Moreover, urban development in Latin America and the Caribbean—as the most urbanized region in the world, with over 80 percent of its population living in cities—could offer new opportunities in areas such as smart urban public transport and traffic management, solid waste and waste-water treatment, and low-carbon and low-energy buildings. It could thus enable the region to tap into the digital, technological, and data revolutions. Greening the economy through lower-carbon production systems in industry, improved energy management, enhanced spatial location, lighter vehicles, and a “big push” for the development of renewable energies—such as solar and wind power—enshrines huge potential, including at the transnational level.

However, this will not be possible unless the countries develop the capabilities for the new technological and environmental paradigm, such as data centers, broadband networks, and, especially, a skilled workforce. But the Latin American and Caribbean region still has a long way to go to become an innovation-driven region (see Figure 2).

Figure 2: Latin America and the Caribbean: share of total patent applications, 1990–2014 (percentages) / Source: ECLAC, on the basis of information from the World Intellectual Property Organization (WIPO).

Since the creation of more advanced technology basically occurs outside the region, Latin America and the Caribbean will need structural changes in tune with the current industrial revolution in order to catch up. Growth and employment will depend on the level of integration with the global digital economy, which requires the development of a digital ecosystem, improved infrastructure, human capital, and a better business environment. The definition of global standards, regulation of data flows, intellectual property rights, security, and privacy are critical elements for creating a single Latin American digital market.
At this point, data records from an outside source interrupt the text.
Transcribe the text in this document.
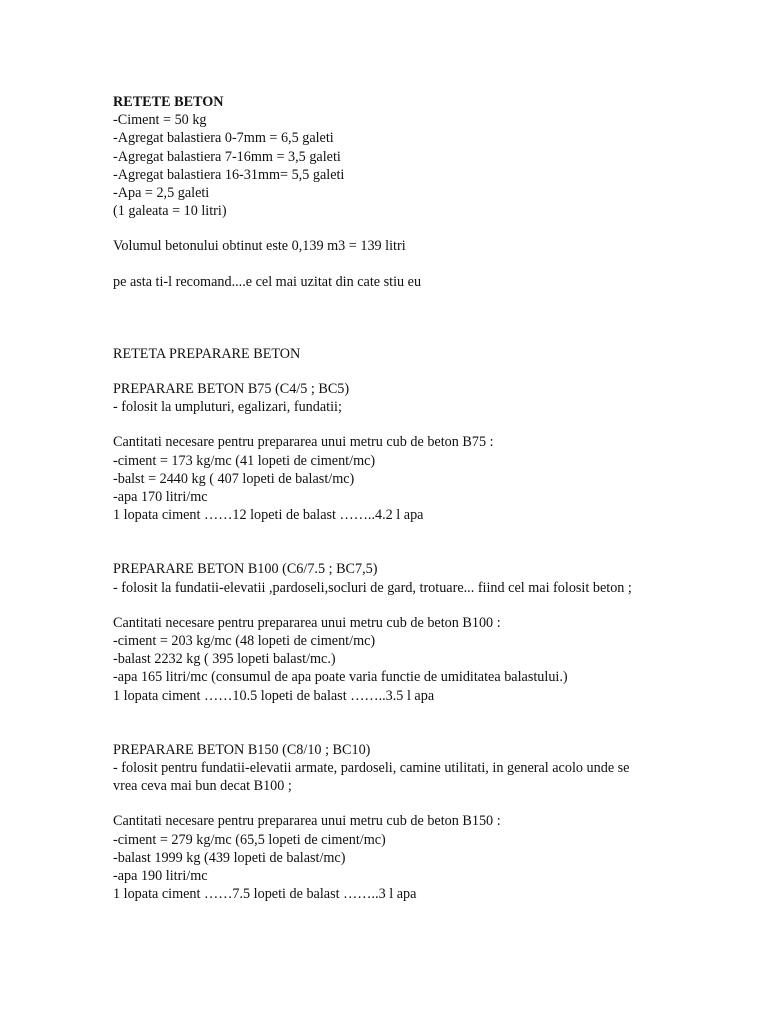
RETETE BETON
-Ciment = 50 kg
-Agregat balastiera 0-7mm = 6,5 galeti
-Agregat balastiera 7-16mm = 3,5 galeti
-Agregat balastiera 16-31mm= 5,5 galeti
-Apa = 2,5 galeti
(1 galeata = 10 litri)
Volumul betonului obtinut este 0,139 m3 = 139 litri
pe asta ti-l recomand....e cel mai uzitat din cate stiu eu
RETETA PREPARARE BETON
PREPARARE BETON B75 (C4/5 ; BC5)
- folosit la umpluturi, egalizari, fundatii;
Cantitati necesare pentru prepararea unui metru cub de beton B75 :
-ciment = 173 kg/mc (41 lopeti de ciment/mc)
-balst = 2440 kg ( 407 lopeti de balast/mc)
-apa 170 litri/mc
1 lopata ciment ……12 lopeti de balast ……..4.2 l apa
PREPARARE BETON B100 (C6/7.5 ; BC7,5)
- folosit la fundatii-elevatii ,pardoseli,socluri de gard, trotuare... fiind cel mai folosit beton ;
Cantitati necesare pentru prepararea unui metru cub de beton B100 :
-ciment = 203 kg/mc (48 lopeti de ciment/mc)
-balast 2232 kg ( 395 lopeti balast/mc.)
-apa 165 litri/mc (consumul de apa poate varia functie de umiditatea balastului.)
1 lopata ciment ……10.5 lopeti de balast ……..3.5 l apa
PREPARARE BETON B150 (C8/10 ; BC10)
- folosit pentru fundatii-elevatii armate, pardoseli, camine utilitati, in general acolo unde se vrea ceva mai bun decat B100 ;
Cantitati necesare pentru prepararea unui metru cub de beton B150 :
-ciment = 279 kg/mc (65,5 lopeti de ciment/mc)
-balast 1999 kg (439 lopeti de balast/mc)
-apa 190 litri/mc
1 lopata ciment ……7.5 lopeti de balast ……..3 l apa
Against this backdrop, the ongoing global paradigm shift calls for a fundamental rethinking of relations between governments, the private sector, civil society, and multilateral organizations. These shifts include the unaddressed challenges stemming from the economic and financial crisis of 2008; the reconfiguration of economic, trade, and manufacturing relations (including the emergence of new mega-regional trends); the rapidly unfolding knowledge, technological, and data revolutions; and the new social demands of empowered citizenship.

Regional Economic and Technological Integration

The Latin American and Caribbean region is facing its bleakest international economic outlook since 2009. The entrenching of its natural resource specialization and its persistently low-tech production structure with environmental externalities are making it hard for the region to find a way out. Although some traction could be gained from the nominal depreciation of several countries’ currencies, this effect is limited by a narrow export basket.
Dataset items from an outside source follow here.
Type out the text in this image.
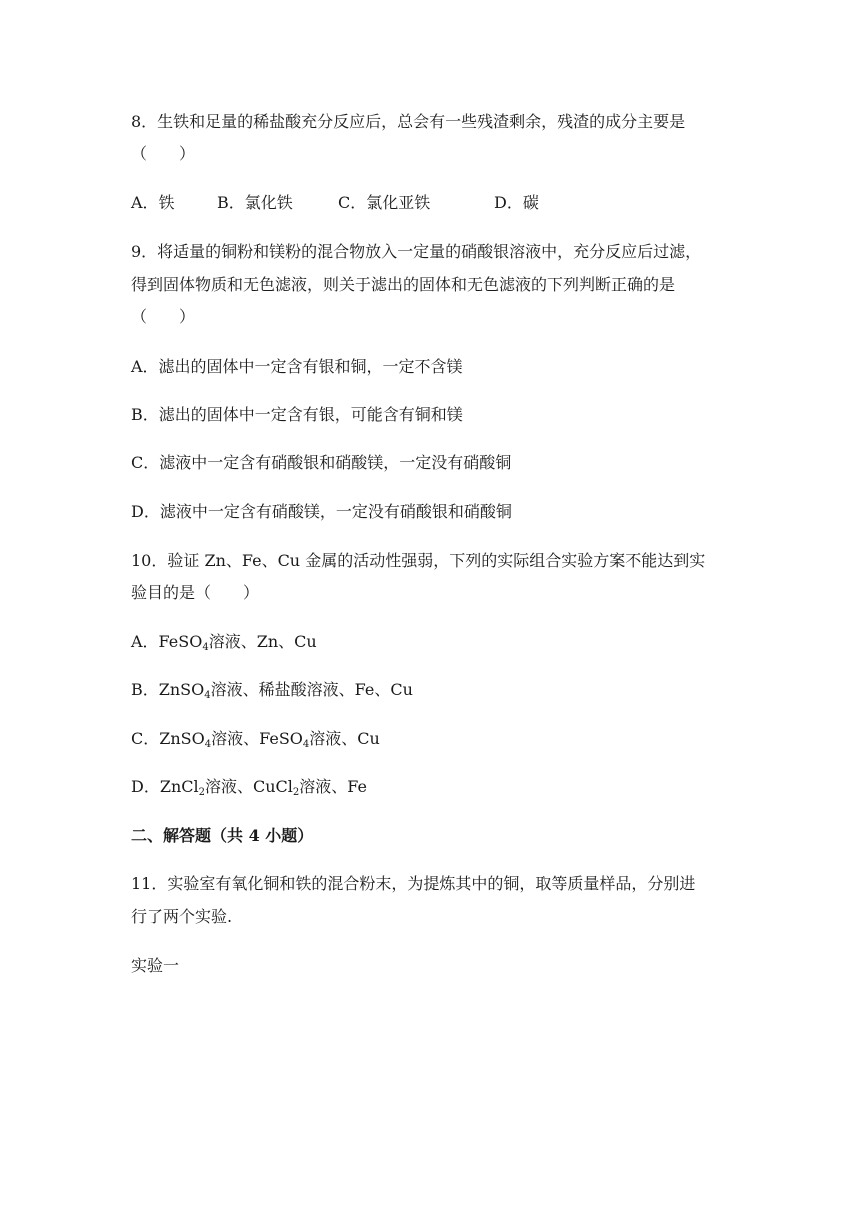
8．生铁和足量的稀盐酸充分反应后，总会有一些残渣剩余，残渣的成分主要是
（　　）
A．铁	B．氯化铁	C．氯化亚铁	D．碳
9．将适量的铜粉和镁粉的混合物放入一定量的硝酸银溶液中，充分反应后过滤，
得到固体物质和无色滤液，则关于滤出的固体和无色滤液的下列判断正确的是
（　　）
A．滤出的固体中一定含有银和铜，一定不含镁
B．滤出的固体中一定含有银，可能含有铜和镁
C．滤液中一定含有硝酸银和硝酸镁，一定没有硝酸铜
D．滤液中一定含有硝酸镁，一定没有硝酸银和硝酸铜
10．验证 Zn、Fe、Cu 金属的活动性强弱，下列的实际组合实验方案不能达到实
验目的是（　　）
A．FeSO$_4$溶液、Zn、Cu
B．ZnSO$_4$溶液、稀盐酸溶液、Fe、Cu
C．ZnSO$_4$溶液、FeSO$_4$溶液、Cu
D．ZnCl$_2$溶液、CuCl$_2$溶液、Fe
二、解答题（共 4 小题）
11．实验室有氧化铜和铁的混合粉末，为提炼其中的铜，取等质量样品，分别进
行了两个实验.
实验一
The region must also deepen its economic and technological integration. A common bloc with a uniform normative and institutional framework would significantly support regional efforts to expand the digital economy, which covers diverse areas—from telecommunications infrastructure (fixed and mobile broadband networks) to information and communications technology industries (hardware, software, and ICT services), including the appropriation of those technologies by users. In our 2015 document The New Digital Revolution: From the Consumer Internet to the Industrial Internet, ECLAC proposes moving towards a regional digital single market, which will allow taking advantage of network and scale economies to compete in a world of global platforms.
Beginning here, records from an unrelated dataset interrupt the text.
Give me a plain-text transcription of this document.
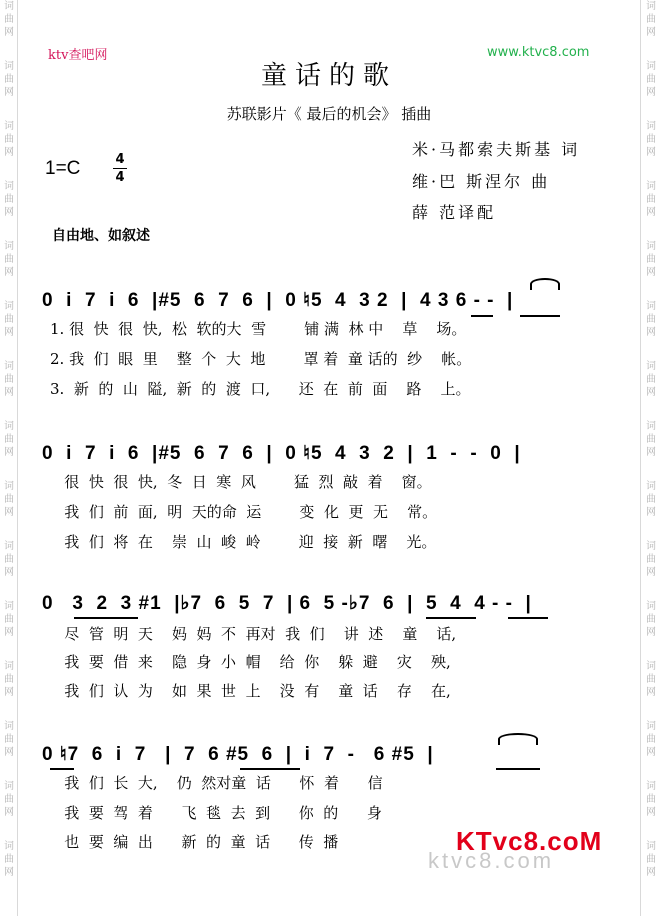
词
曲
网
词
曲
网
词
曲
网
词
曲
网
词
曲
网
词
曲
网
词
曲
网
词
曲
网
词
曲
网
词
曲
网
词
曲
网
词
曲
网
词
曲
网
词
曲
网
词
曲
网
词
曲
网
词
曲
网
词
曲
网
词
曲
网
词
曲
网
词
曲
网
词
曲
网
词
曲
网
词
曲
网
词
曲
网
词
曲
网
词
曲
网
词
曲
网
词
曲
网
词
曲
网
ktv查吧网	www.ktvc8.com
童话的歌
苏联影片《 最后的机会》 插曲
米·马都索夫斯基 词
维·巴 斯涅尔 曲
薛 范译配
1=C	4
4
自由地、如叙述
0  i  7  i  6  |#5  6  7  6  |  0 ♮5  4  3 2  |  4 3 6 - -  |
1. 很  快  很  快,  松  软的大  雪        铺 满  林 中    草    场。
2. 我  们  眼  里    整  个  大  地        罩 着  童 话的  纱    帐。
3.  新  的  山  隘,  新  的  渡  口,      还  在  前  面    路    上。
0  i  7  i  6  |#5  6  7  6  |  0 ♮5  4  3  2  |  1  -  -  0  |
很  快  很  快,  冬  日  寒  风        猛  烈  敲  着    窗。
我  们  前  面,  明  天的命  运        变  化  更  无    常。
我  们  将  在    崇  山  峻  岭        迎  接  新  曙    光。
0   3  2  3 #1  |♭7  6  5  7  | 6  5 -♭7  6  |  5  4  4 - -  |
尽  管  明  天    妈  妈  不  再对  我  们    讲  述    童    话,
我  要  借  来    隐  身  小  帽    给  你    躲  避    灾    殃,
我  们  认  为    如  果  世  上    没  有    童  话    存    在,
0 ♮7  6  i  7   |  7  6 #5  6  |  i  7  -   6 #5  |
我  们  长  大,    仍  然对童  话      怀  着      信
我  要  驾  着      飞  毯  去  到      你  的      身
也  要  编  出      新  的  童  话      传  播
ktvc8.com
KTvc8.coM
Progressing towards an integrated space with common rules is vital to promoting production linkages, strengthening intraregional trade, and supporting environmentally sustainable production and export diversification. Despite the shrinking fiscal space, the region must take bolder strides in designing and implementing smart industrial and technology policies in order to diversify and increase productivity. Such policies are crucial to raising the region’s longterm growth potential and improving its sustainable development prospects.